The analysis, which looked at Canada, the US, Singapore, Australia and New Zealand, says products available in countries that allow early access to retirement savings typically have mitigating features that are lacking in the Lifetime Isa.

  1. Lifetime Isa savers risk missing out on employer contributions. In the UK, people are required to set up a new savings vehicle alongside or instead of their pension if they wish to use the Lifetime Isa to save for a home, rather than make withdrawals from their pensions, as is permitted in other countries. This means that people wishing to combine pension saving and saving for a home might forgo employer contributions, which can reduce the funds available at retirement by up to a third, says the PPI. Take up of the ability to borrow or make early withdrawals directly from their pension pots for a house purchase is low at around 2 per cent in Canada and New Zealand.
  2. No ability to repay, depleting pots. The Lifetime Isa system lacks a repayment facility, resulting in a greater reduction in pot size for Lifetime Isa savers than for those in countries required to repay. In Canada and the US people must repay early withdrawals in order to avoid tax penalties. In the US about 40 per cent of people take loans from their 401(k) plan, with about 10 per cent of these defaulting on at least some payments, incurring tax and other penalties totalling $6bn (£4.2bn) a year.
  3. Early access schemes tend to have more conservative investment approaches than those that do not. KiwiSavers (NZ) also seem to favour relatively conservative investment approaches. The PPI says that if this association also translates into more conservative investment behaviour for Lifetime Isa savers in the UK, then they may accrue smaller pots than people making the same contributions would do in a private UK pension scheme. The report says 14 per cent of KiwiSaver members are in the conservative default funds, while 43 per cent of the remainder have selected conservative, cash or fixed interest funds, even though two-thirds of members are aged under 45. New Zealand’s early access system may have led to more conservative investment approaches in order to limit volatility and maintain funding levels for early withdrawals.
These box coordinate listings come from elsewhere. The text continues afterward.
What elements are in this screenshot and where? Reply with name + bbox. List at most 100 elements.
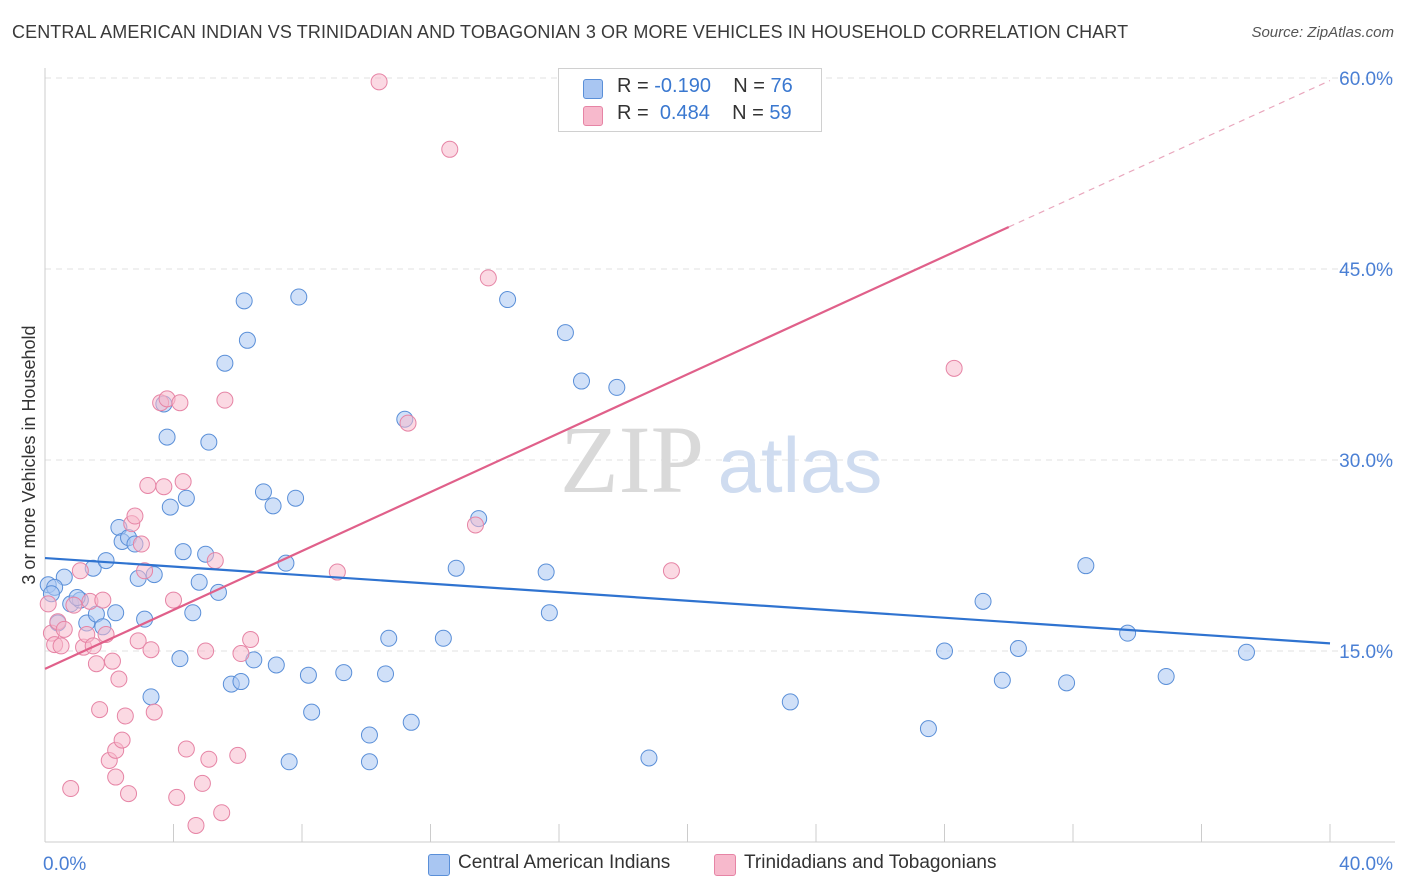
point-central-american-indians [434,629,452,647]
point-central-american-indians [608,378,626,396]
point-trinidadians-tobagonians [71,562,89,580]
bottom-legend-swatch-pink [714,854,736,876]
point-central-american-indians [936,642,953,660]
point-trinidadians-tobagonians [103,652,121,670]
point-central-american-indians [235,292,253,310]
point-trinidadians-tobagonians [662,562,680,580]
point-central-american-indians [360,726,378,744]
trend-line-blue [44,556,1331,645]
trend-line-pink [44,225,1010,670]
point-trinidadians-tobagonians [55,620,73,638]
point-central-american-indians [335,664,353,682]
point-central-american-indians [216,354,234,372]
point-central-american-indians [572,372,590,390]
point-trinidadians-tobagonians [479,269,497,287]
point-central-american-indians [1157,667,1175,685]
point-central-american-indians [280,753,298,771]
legend-r-value-blue: -0.190 [654,75,711,97]
point-central-american-indians [499,291,517,309]
bottom-legend-swatch-blue [428,854,450,876]
point-trinidadians-tobagonians [370,73,388,91]
point-trinidadians-tobagonians [165,591,182,609]
y-tick-label: 30.0% [1339,451,1393,472]
point-trinidadians-tobagonians [187,816,205,834]
point-central-american-indians [1009,639,1027,657]
point-trinidadians-tobagonians [94,591,112,609]
point-central-american-indians [556,324,574,342]
point-central-american-indians [238,331,256,349]
point-trinidadians-tobagonians [142,641,160,659]
legend-n-value-blue: 76 [770,75,793,97]
point-trinidadians-tobagonians [200,750,218,768]
point-central-american-indians [232,673,250,691]
point-trinidadians-tobagonians [110,670,128,688]
point-central-american-indians [190,573,208,591]
point-central-american-indians [1058,674,1076,692]
point-central-american-indians [993,671,1011,689]
bottom-legend-label-pink: Trinidadians and Tobagonians [744,852,997,873]
legend-r-label: R = [617,102,649,124]
point-trinidadians-tobagonians [62,780,80,798]
point-trinidadians-tobagonians [126,507,144,525]
point-central-american-indians [161,498,179,516]
point-trinidadians-tobagonians [107,768,125,786]
point-central-american-indians [171,650,189,668]
chart-source: Source: ZipAtlas.com [1251,24,1394,41]
point-trinidadians-tobagonians [945,359,963,377]
legend-r-label: R = [617,75,649,97]
point-trinidadians-tobagonians [177,740,195,758]
point-central-american-indians [254,483,272,501]
point-central-american-indians [360,753,378,771]
point-trinidadians-tobagonians [129,632,147,650]
legend-swatch-blue [583,79,603,99]
correlation-legend: R = -0.190 N = 76 R = 0.484 N = 59 [558,68,822,132]
point-central-american-indians [97,552,115,570]
point-trinidadians-tobagonians [65,596,83,614]
point-central-american-indians [402,713,420,731]
point-central-american-indians [264,497,282,515]
chart-title: CENTRAL AMERICAN INDIAN VS TRINIDADIAN A… [12,22,1129,42]
point-trinidadians-tobagonians [171,394,189,412]
point-central-american-indians [1119,624,1137,642]
tick-labels: 15.0% 30.0% 45.0% 60.0% 0.0% 40.0% [43,69,1393,875]
point-central-american-indians [781,693,799,711]
point-trinidadians-tobagonians [229,746,247,764]
point-central-american-indians [299,666,317,684]
point-trinidadians-tobagonians [113,731,131,749]
legend-n-label: N = [732,102,764,124]
bottom-legend-label-blue: Central American Indians [458,852,671,873]
watermark-zip: ZIP [560,406,704,513]
point-trinidadians-tobagonians [168,788,186,806]
trend-line-pink-extension [1008,80,1331,228]
point-trinidadians-tobagonians [242,631,260,649]
point-trinidadians-tobagonians [155,478,173,496]
point-trinidadians-tobagonians [216,391,234,409]
point-central-american-indians [537,563,555,581]
trend-lines [44,80,1331,670]
point-central-american-indians [303,703,321,721]
watermark-atlas: atlas [718,421,883,509]
y-tick-label: 45.0% [1339,260,1393,281]
point-trinidadians-tobagonians [87,655,105,673]
point-trinidadians-tobagonians [120,785,138,803]
point-central-american-indians [200,433,218,451]
point-central-american-indians [177,489,195,507]
x-tick-label: 0.0% [43,854,86,875]
point-central-american-indians [1237,643,1255,661]
legend-n-value-pink: 59 [769,102,792,124]
y-axis-label: 3 or more Vehicles in Household [19,325,39,584]
point-trinidadians-tobagonians [206,552,224,570]
point-central-american-indians [540,604,558,622]
point-central-american-indians [184,604,202,622]
point-central-american-indians [640,749,658,767]
gridlines [45,77,1395,652]
legend-swatch-pink [583,106,603,126]
point-central-american-indians [287,489,305,507]
point-central-american-indians [158,428,176,446]
point-trinidadians-tobagonians [197,642,215,660]
data-points [39,73,1255,834]
point-central-american-indians [174,543,192,561]
point-central-american-indians [290,288,308,306]
point-trinidadians-tobagonians [91,701,109,719]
The report finds some indication that early access schemes are linked to more conservative investment strategies, with US pension schemes that allow borrowing tending to be more conservatively invested than the schemes which do not allow borrowing.
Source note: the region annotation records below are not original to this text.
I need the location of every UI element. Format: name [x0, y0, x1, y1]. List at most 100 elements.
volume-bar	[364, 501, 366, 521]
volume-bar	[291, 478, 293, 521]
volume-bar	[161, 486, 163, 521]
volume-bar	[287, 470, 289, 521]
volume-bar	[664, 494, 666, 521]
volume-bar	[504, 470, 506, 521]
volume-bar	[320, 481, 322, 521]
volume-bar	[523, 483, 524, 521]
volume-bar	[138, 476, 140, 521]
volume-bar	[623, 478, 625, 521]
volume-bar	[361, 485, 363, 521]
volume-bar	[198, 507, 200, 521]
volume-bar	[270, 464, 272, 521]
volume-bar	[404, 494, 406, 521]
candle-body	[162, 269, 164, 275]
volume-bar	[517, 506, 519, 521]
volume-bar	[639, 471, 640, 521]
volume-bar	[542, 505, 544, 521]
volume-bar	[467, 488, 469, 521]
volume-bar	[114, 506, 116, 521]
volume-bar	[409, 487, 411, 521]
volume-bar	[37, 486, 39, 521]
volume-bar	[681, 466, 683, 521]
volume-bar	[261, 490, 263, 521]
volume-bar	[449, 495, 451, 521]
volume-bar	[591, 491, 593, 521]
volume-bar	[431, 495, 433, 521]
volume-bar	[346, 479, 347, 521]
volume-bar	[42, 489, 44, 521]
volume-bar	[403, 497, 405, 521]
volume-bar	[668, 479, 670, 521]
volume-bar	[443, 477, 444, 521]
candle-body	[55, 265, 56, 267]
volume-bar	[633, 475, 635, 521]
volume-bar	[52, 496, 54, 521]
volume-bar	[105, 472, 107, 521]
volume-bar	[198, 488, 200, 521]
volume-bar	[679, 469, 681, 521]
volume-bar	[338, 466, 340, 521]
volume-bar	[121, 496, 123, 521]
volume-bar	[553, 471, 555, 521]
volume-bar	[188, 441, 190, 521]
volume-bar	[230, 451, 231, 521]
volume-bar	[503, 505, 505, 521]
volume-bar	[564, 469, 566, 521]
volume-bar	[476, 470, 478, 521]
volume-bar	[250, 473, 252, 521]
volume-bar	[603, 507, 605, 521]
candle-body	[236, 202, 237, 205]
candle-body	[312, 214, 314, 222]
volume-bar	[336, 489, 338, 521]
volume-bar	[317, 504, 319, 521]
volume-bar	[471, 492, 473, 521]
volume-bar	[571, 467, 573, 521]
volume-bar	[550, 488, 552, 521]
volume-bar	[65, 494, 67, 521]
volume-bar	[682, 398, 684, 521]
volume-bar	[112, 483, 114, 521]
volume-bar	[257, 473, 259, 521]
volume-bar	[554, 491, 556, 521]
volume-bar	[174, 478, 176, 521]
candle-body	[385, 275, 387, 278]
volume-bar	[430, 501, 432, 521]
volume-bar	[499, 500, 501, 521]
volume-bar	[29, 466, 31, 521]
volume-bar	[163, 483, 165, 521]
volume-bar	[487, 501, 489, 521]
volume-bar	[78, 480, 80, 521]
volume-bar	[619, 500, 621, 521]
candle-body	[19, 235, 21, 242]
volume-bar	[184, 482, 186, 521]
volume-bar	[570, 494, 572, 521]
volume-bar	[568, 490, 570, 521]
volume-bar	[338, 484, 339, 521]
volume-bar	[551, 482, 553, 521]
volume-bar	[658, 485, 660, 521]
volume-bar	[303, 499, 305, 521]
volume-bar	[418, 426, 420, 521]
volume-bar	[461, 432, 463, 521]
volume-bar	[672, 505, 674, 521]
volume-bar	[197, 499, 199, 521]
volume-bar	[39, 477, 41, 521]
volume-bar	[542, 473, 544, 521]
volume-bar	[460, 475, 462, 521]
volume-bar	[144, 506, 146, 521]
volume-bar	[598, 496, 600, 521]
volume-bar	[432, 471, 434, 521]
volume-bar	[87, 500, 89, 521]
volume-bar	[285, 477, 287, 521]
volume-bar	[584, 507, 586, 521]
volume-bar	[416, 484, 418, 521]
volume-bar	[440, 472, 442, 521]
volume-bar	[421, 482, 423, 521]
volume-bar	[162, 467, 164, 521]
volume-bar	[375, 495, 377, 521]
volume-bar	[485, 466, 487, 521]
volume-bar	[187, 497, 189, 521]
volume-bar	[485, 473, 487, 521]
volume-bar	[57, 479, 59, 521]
  4. No break on withdrawals in retirement. The Lifetime Isa’s taxed, exempt, exempt (TEE) structure means there is no break on withdrawal, meaning retirees may run down their pots more quickly. The analysis notes that some pension schemes in other countries that allow early access also use tax to incentivise phased withdrawals in retirement. While UK private pension schemes also have these incentives, Lifetime Isas will not. As a result, those saving for retirement in a Lifetime Isa may withdraw larger lump sums during retirement and run out of funds earlier than they would have if they had saved in a private pension.
  5. Extra admin charges for monitoring withdrawals. The PPI says providers might need to monitor eligibility and compliance with early withdrawal regulations. The added administrative burden could result in extra charges for Lifetime Isa savers.
  6. Less regulatory protection. The PPI also points out that other countries combine early access with private pension schemes, meaning savers are protected by pension regulation. Lifetime Isa savers will not be protected by pension specific legislation in the UK and may not benefit from protections such as the charge cap.
  7. No easy access to income withdrawal options. The PPI also points out that unlike in other countries, Lifetime Isa savers won’t have easy access to the same income conversion options as people saving in private workplace pensions. Lifetime Isa savers are unlikely to use traditional drawdown or annuity products, which are designed to help people manage funds in retirement and make withdrawals in a phased way.
  8. The risk that tax will be levied by future governments. The analysis also argues that tax exemptions in a TEE system are not guaranteed. It says in systems where the Government feels people are taking too much tax-free income in retirement they may apply retrospective taxes or caps on the amount of income which can be withdrawn tax- free; as seen in the Australian experience, where the 2016 Budget placed a retrospective AUS$1.6m cap on pension withdrawals.